For a city whose image is built on Mozart, Schubert, Sacher cake, and monarchy, the art fair's geopolitical focus and pluralist framework is intriguing once considered the other way around. If we could move from the locked in core-periphery relation and consider how “eastern” can ‘West” be?
Historically speaking, Vienna has been the easternmost of the major “western” capitals, a position that is fortified in todays socio-cultural context of large Balkan communities established in the city, leading one writer to famously claim that “the Balkans start at the Rennweg “ (an area in the 3rd district in Vienna). To animate this premise and put it to test we are highlighting a few newcomers we struck a landing with:
At Sofia- based gallery Structure, Marta Djourina’s series of direct exposures on folded analogue photo paper is a cross between electric James Turell and the counterbalanced control of Merce Cunningham's performances. Treating analog photography in a painterly and perforative way, Djourina accentuates the potential of light as a medium. The artist teases out the traces and gestures invisible to the eye through experimental color compositions in a small, intimate format.

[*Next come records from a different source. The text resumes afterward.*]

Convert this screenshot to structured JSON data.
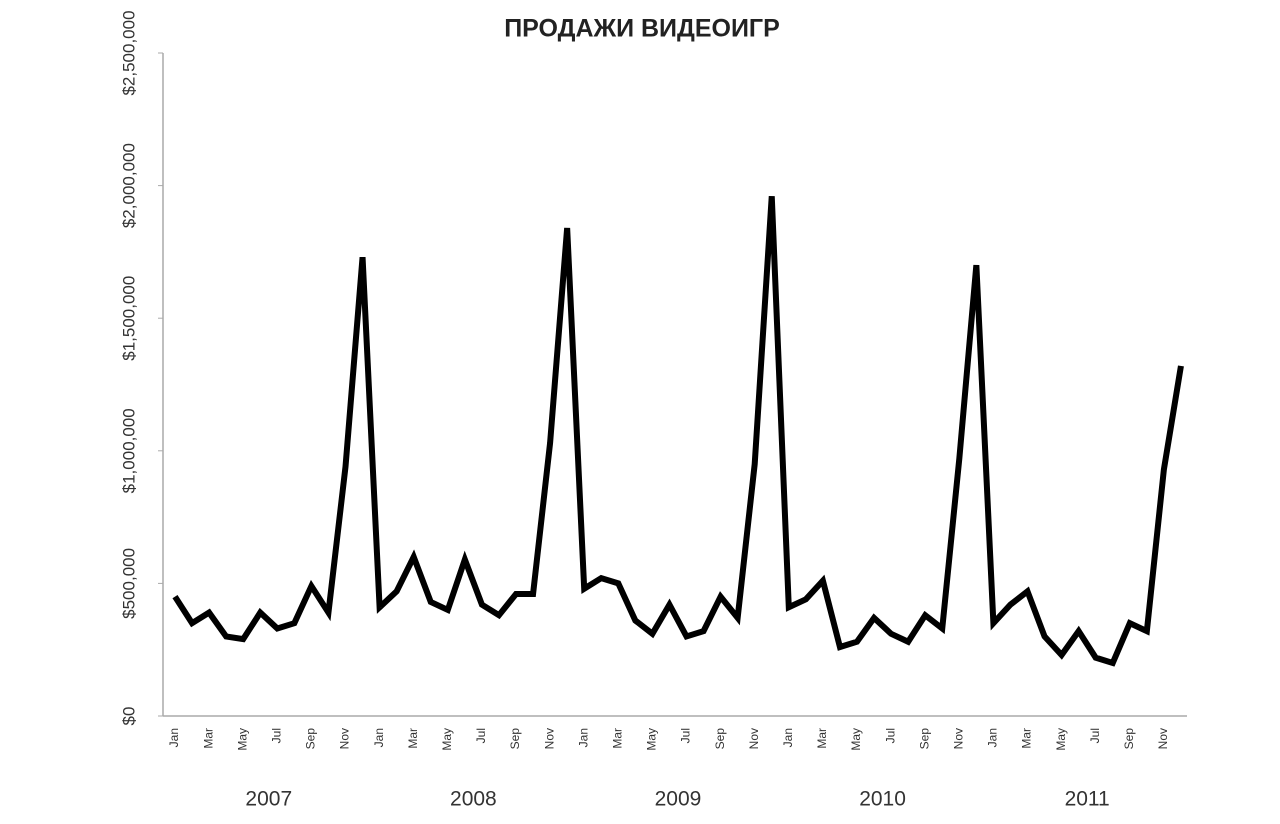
{
  "chart_data": {
    "type": "line",
    "title": "ПРОДАЖИ ВИДЕОИГР",
    "categories": [
      "Jan",
      null,
      "Mar",
      null,
      "May",
      null,
      "Jul",
      null,
      "Sep",
      null,
      "Nov",
      null,
      "Jan",
      null,
      "Mar",
      null,
      "May",
      null,
      "Jul",
      null,
      "Sep",
      null,
      "Nov",
      null,
      "Jan",
      null,
      "Mar",
      null,
      "May",
      null,
      "Jul",
      null,
      "Sep",
      null,
      "Nov",
      null,
      "Jan",
      null,
      "Mar",
      null,
      "May",
      null,
      "Jul",
      null,
      "Sep",
      null,
      "Nov",
      null,
      "Jan",
      null,
      "Mar",
      null,
      "May",
      null,
      "Jul",
      null,
      "Sep",
      null,
      "Nov",
      null
    ],
    "groups": [
      "2007",
      "2008",
      "2009",
      "2010",
      "2011"
    ],
    "values": [
      450000,
      350000,
      390000,
      300000,
      290000,
      390000,
      330000,
      350000,
      490000,
      390000,
      940000,
      1730000,
      410000,
      470000,
      600000,
      430000,
      400000,
      590000,
      420000,
      380000,
      460000,
      460000,
      1030000,
      1840000,
      480000,
      520000,
      500000,
      360000,
      310000,
      420000,
      300000,
      320000,
      450000,
      370000,
      950000,
      1960000,
      410000,
      440000,
      510000,
      260000,
      280000,
      370000,
      310000,
      280000,
      380000,
      330000,
      970000,
      1700000,
      350000,
      420000,
      470000,
      300000,
      230000,
      320000,
      220000,
      200000,
      350000,
      320000,
      930000,
      1320000
    ],
    "color": "#000000",
    "ylim": [
      0,
      2500000
    ],
    "yticks": [
      {
        "value": 0,
        "label": "$0"
      },
      {
        "value": 500000,
        "label": "$500,000"
      },
      {
        "value": 1000000,
        "label": "$1,000,000"
      },
      {
        "value": 1500000,
        "label": "$1,500,000"
      },
      {
        "value": 2000000,
        "label": "$2,000,000"
      },
      {
        "value": 2500000,
        "label": "$2,500,000"
      }
    ],
    "grid": false
  }
}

Photos courtesy of Ravnikar Gallery
Below the main floor, in the underbelly of the beast lies ZONE1 - a separate territory dedicated to showcasing progressive positions among the gallery-represented artists and a glimpse into the emerging Viennese and wider Austrian art scene. Paying special attention to young artists and galleries that support them, ZONE 1 is curated by Ljubljana-based Tjaša Pogačar whose interests align with the exploration of radical changes and possibilities that new technologies have brought about. This motivation for a desire to inhabit a different reality can be seen on the floor of a young Slovenian gallery Ravnikar which presents a mise en scene designed by the emerging artist Nika Kupyrova. The artist here presents a real place as a portal, and her explorations conjure up complex universes that spin around translating digital techniques into analog variants. Verging on their own limitations, Kupyrova departs from digitally generated environments to render objects made from plaster and color pigments, not out of pixels.
Photos courtesy of Naked Room gallery
It was a revelation and a real gem to uncover the large-scale print works of Ukrainian artist Pavlo Makov, whose central presentation at the Naked Room gallery took the form of a mini-retrospective highlighting different periods of his practice. For more than 30 years, the artist has developed the idea of place in various cycles and series (Gardens, Landscapes, Abracadabra, Utopia). Pavlov works on the border of fact and fiction, document and mystification using etching printing techniques and, most recently, color. His expansive etchings are windows into the tightly organized micro and macrocosms, reflections of time laid with Jose Luis Borges symbolism, wild ornaments, and forgotten historical routes, plans, and schemes. They are fantastic universes, labyrinths made of obsolete maps that are multilayered, nonlinear, and intangible for interpretation.